Thousand Oaks, California

Ventura, California

Naples, Florida

Pompano Beach, Florida

Saint Petersburg, Florida

show all

Gardeners' Notes:


On Oct 20, 2008, palmaust from Brisbane
Australia wrote:

I planted Gaussia Maya in 2004 on the western side of my property in the Sub Tropical city of Brisbane Australia. It receives shade from morning and midday sun but is fully exposed to the afternoon sun and shows no sign of yellowing of leaves. It has 4 beautiful green fronds plus spear for new frond and a bulbous base at the trunk. Presently it has a 7 inch diameter trunk and it is over 6 feet in height to the top of the curent spear.
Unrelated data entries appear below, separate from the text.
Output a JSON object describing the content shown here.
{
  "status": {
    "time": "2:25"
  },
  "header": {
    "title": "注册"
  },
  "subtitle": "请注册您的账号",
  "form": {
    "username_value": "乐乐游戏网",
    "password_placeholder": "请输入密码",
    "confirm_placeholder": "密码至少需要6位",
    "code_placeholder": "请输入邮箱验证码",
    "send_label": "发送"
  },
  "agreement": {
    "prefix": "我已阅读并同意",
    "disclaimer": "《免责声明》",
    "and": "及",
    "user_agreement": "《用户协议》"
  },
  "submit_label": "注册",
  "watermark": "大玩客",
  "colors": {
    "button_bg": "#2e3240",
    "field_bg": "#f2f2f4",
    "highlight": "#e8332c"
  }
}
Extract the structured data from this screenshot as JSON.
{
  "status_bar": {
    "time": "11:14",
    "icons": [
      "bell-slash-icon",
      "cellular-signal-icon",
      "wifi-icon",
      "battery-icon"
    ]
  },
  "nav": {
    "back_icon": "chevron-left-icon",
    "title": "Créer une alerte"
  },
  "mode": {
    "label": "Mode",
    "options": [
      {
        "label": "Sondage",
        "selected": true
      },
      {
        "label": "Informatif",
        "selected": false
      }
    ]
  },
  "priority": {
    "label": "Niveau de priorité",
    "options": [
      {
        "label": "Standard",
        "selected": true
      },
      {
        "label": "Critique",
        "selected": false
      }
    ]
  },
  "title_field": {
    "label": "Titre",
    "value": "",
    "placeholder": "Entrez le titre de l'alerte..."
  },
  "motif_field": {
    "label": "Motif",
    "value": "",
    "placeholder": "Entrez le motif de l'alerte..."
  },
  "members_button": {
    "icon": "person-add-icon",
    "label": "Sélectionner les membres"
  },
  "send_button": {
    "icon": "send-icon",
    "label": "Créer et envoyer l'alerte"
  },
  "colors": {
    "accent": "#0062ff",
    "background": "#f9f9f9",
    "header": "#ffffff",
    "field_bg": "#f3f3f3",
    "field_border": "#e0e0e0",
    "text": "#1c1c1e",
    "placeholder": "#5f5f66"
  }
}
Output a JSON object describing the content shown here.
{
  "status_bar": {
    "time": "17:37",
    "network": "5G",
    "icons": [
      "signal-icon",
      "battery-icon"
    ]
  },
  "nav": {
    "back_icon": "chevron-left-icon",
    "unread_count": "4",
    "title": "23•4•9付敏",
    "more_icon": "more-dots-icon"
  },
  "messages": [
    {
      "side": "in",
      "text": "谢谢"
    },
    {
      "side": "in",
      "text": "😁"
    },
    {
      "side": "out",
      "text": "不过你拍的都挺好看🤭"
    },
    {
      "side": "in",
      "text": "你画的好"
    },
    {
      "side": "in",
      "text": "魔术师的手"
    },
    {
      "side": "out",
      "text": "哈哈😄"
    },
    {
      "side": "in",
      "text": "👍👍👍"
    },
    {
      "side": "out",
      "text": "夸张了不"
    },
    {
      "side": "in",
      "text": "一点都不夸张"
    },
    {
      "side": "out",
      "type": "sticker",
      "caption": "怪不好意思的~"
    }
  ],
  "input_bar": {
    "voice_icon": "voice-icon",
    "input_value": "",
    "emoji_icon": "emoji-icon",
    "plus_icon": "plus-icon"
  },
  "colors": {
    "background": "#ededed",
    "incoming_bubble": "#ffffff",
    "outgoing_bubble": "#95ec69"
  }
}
On Nov 16, 2004, palmbob from Acton, CA (Zone 8b) wrote:

This palm, at least in southern California, where it grows slowly but usually reliably, is not known for its beauty. It tends to only hold 3-4 leaves at a time making it look somewhat anemic. In my old yard, my palm never had more than 2 good looking leaves on it at a time... one fading leaf and a spike about to open. It is mostly a palm for collectors here, who just want it because they want 'everything'. IF I get another garden again someday, I will save precious room for more interesting looking plants.


On Nov 16, 2004, jungleboy_fl from Naples, FL wrote:

Native to Guatemala, the "Maya Palm" is a nice addition to the tropical, or warm and humid subtropical garden. They prefer partial shade- leaves yellow and burn in the hot sun. The trunk is prominently ringed, leaves are somewhat plumose. These palms are great in south Florida due to their preference for alkaline soil. Keep them moist, fertilize regularly, and growth will be rapid.